Reel Shorts | The Women

13 09 2008


It’s been ten years since “Murphy Brown” left the air and in her first project since, writer/director Diane English shows just how out of touch she has become with her gender in this all-star flop in the ultra-disappointing remake of the classic 1939 film, “The Women.”

After circulating around Hollywood for the past 15 years, this story of a group of women who try comfort their friend after they discover that her husband is having an affair is like a car in need of a tune up; many stops and starts, but the story never gets out of first gear.

Unlike the winning chemistry demonstrated in the fashion foursome, “Sex and the City,” this group of diverse friends simply grate on each other and more importantly the audience. Mary Raines is career-climbing socialite who doesn’t spend as much time with her husband as she used to. In the absence of quality time at home with her husband, she turns to her close group of friends led by bitch magazine editor, Sylvia Fowler (Annette Benning), free-spirited stay-at-home mom, Edie Cohen (Debra Messing) and lesbian artist, Alex Fisher (Jada Pinkett-Smith).

But when the friends discover that Raines’ husband is having an affair with sexy “spritzer girl,” Crystal Allen (Eva Mendes) all hell breaks loose. In one of the few moments in the film that actually work, Allen’s introduction is captured with enough sex appeal to make men hide their “surge!” The remainder of the film is about overcoming relational tragedy and learning how to find yourself amidst life’s more challenging moments.

One of the problems with recreating the witty banter of George Cukor’s original 1939 film is that the politics regarding women have come along way in the past 70 years. Many of the jokes and situations that worked then have been shown and rehashed to the point where it is no longer cutting edge or shocking. English also gets the most unlikeable performance from Benning in her career. Her character’s back-stabbing, me-first, do-anything-to-win mentality may play well in presidential campaigns, but is not endearing in an ensemble comedy.

What saves the film from being totally unwatchable is that several actors “pop” in throughout the proceedings, provide the film a jolt of energy and simply disappear. Pinkett-Smith’s Fisher’s steals all of her scenes providing humorous commentary to the crazy shennanigans that seem to occur constantly around her. After she introduces her friends to a supermodel she’s dating, they ask why she has an attitude. “She’s hungry,” Fisher replies as the model nibbles on a napkin in the corner.

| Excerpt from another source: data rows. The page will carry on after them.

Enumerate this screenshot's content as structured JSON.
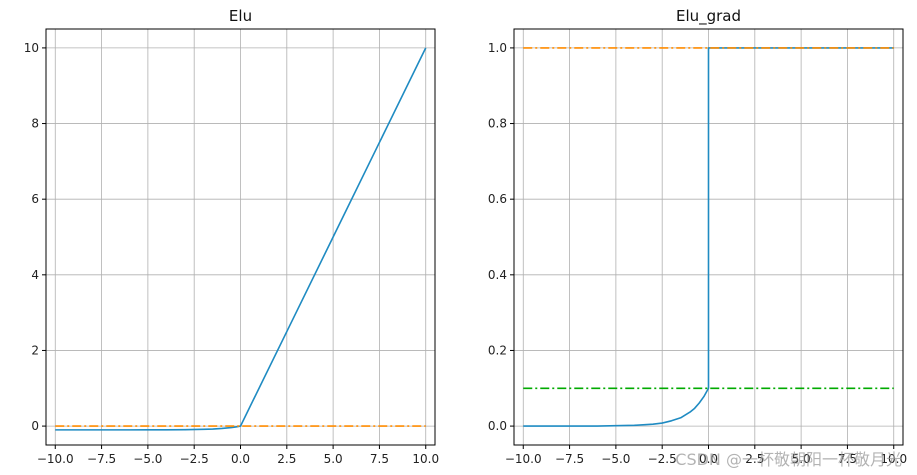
{
  "chart_data": [
    {
      "type": "line",
      "title": "Elu",
      "xlabel": "",
      "ylabel": "",
      "xlim": [
        -10.5,
        10.5
      ],
      "ylim": [
        -0.5,
        10.5
      ],
      "xticks": [
        -10,
        -7.5,
        -5,
        -2.5,
        0,
        2.5,
        5,
        7.5,
        10
      ],
      "xtick_labels": [
        "−10.0",
        "−7.5",
        "−5.0",
        "−2.5",
        "0.0",
        "2.5",
        "5.0",
        "7.5",
        "10.0"
      ],
      "yticks": [
        0,
        2,
        4,
        6,
        8,
        10
      ],
      "ytick_labels": [
        "0",
        "2",
        "4",
        "6",
        "8",
        "10"
      ],
      "grid": true,
      "series": [
        {
          "color": "#1f8bc2",
          "style": "solid",
          "x": [
            -10,
            -8,
            -6,
            -5,
            -4,
            -3,
            -2,
            -1.5,
            -1,
            -0.5,
            -0.25,
            0,
            2.5,
            5,
            7.5,
            10
          ],
          "y": [
            -0.1,
            -0.1,
            -0.1,
            -0.099,
            -0.098,
            -0.095,
            -0.086,
            -0.078,
            -0.063,
            -0.039,
            -0.022,
            0,
            2.5,
            5,
            7.5,
            10
          ]
        },
        {
          "color": "#ff8c00",
          "style": "dashdot",
          "x": [
            -10,
            10
          ],
          "y": [
            0,
            0
          ]
        }
      ]
    },
    {
      "type": "line",
      "title": "Elu_grad",
      "xlabel": "",
      "ylabel": "",
      "xlim": [
        -10.5,
        10.5
      ],
      "ylim": [
        -0.05,
        1.05
      ],
      "xticks": [
        -10,
        -7.5,
        -5,
        -2.5,
        0,
        2.5,
        5,
        7.5,
        10
      ],
      "xtick_labels": [
        "−10.0",
        "−7.5",
        "−5.0",
        "−2.5",
        "0.0",
        "2.5",
        "5.0",
        "7.5",
        "10.0"
      ],
      "yticks": [
        0,
        0.2,
        0.4,
        0.6,
        0.8,
        1.0
      ],
      "ytick_labels": [
        "0.0",
        "0.2",
        "0.4",
        "0.6",
        "0.8",
        "1.0"
      ],
      "grid": true,
      "series": [
        {
          "color": "#1f8bc2",
          "style": "solid",
          "x": [
            -10,
            -8,
            -6,
            -5,
            -4,
            -3,
            -2.5,
            -2,
            -1.5,
            -1,
            -0.75,
            -0.5,
            -0.25,
            0,
            0,
            10
          ],
          "y": [
            0,
            0,
            0,
            0.001,
            0.002,
            0.005,
            0.008,
            0.014,
            0.022,
            0.037,
            0.047,
            0.061,
            0.078,
            0.1,
            1.0,
            1.0
          ]
        },
        {
          "color": "#ff8c00",
          "style": "dashdot",
          "x": [
            -10,
            10
          ],
          "y": [
            1.0,
            1.0
          ]
        },
        {
          "color": "#00aa00",
          "style": "dashdot",
          "x": [
            -10,
            10
          ],
          "y": [
            0.1,
            0.1
          ]
        }
      ]
    }
  ],
  "watermark": "CSDN @一杯敬朝阳一杯敬月光"
}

Further moments of levity also come in the form of housekeeper, Maggie (Cloris Leachman), rehabbing film producer/shark, Leah Miller (Bette Midler) and the all-knowledgable mother, Catherine Frazier (Candice Bergen). In the hands of each of these screen vets, English’s script momentarily comes alive and provides brief moments of hopes that this big-budget spectacle could be saved. But as soon as the film shows a little promise, the “flashes of light” are extinguished and once again we’re in the dark.

Ryan plays a more evolved version of her “When Harry Met Sally” character. While her friends try everything to protect and support her, there’s something about Mary that simply can’t keep her down. The irony of the film is while there is not a single man caught on a single frame of the film, their presence dominates the story. Whether trying to get over one or conceive one, their fingerprints are all over the story.

Unfortunately, English’s story just goes on and on . . . an on. For a woman, who a decade ago was one of the preeminent voice for all concerns female, English’s film feels like it’s living in the past. For a story, which is supposed to represent a year in the life feels just like what it is . . . and for a man who LOVES looking at women, that’s way too much for even me!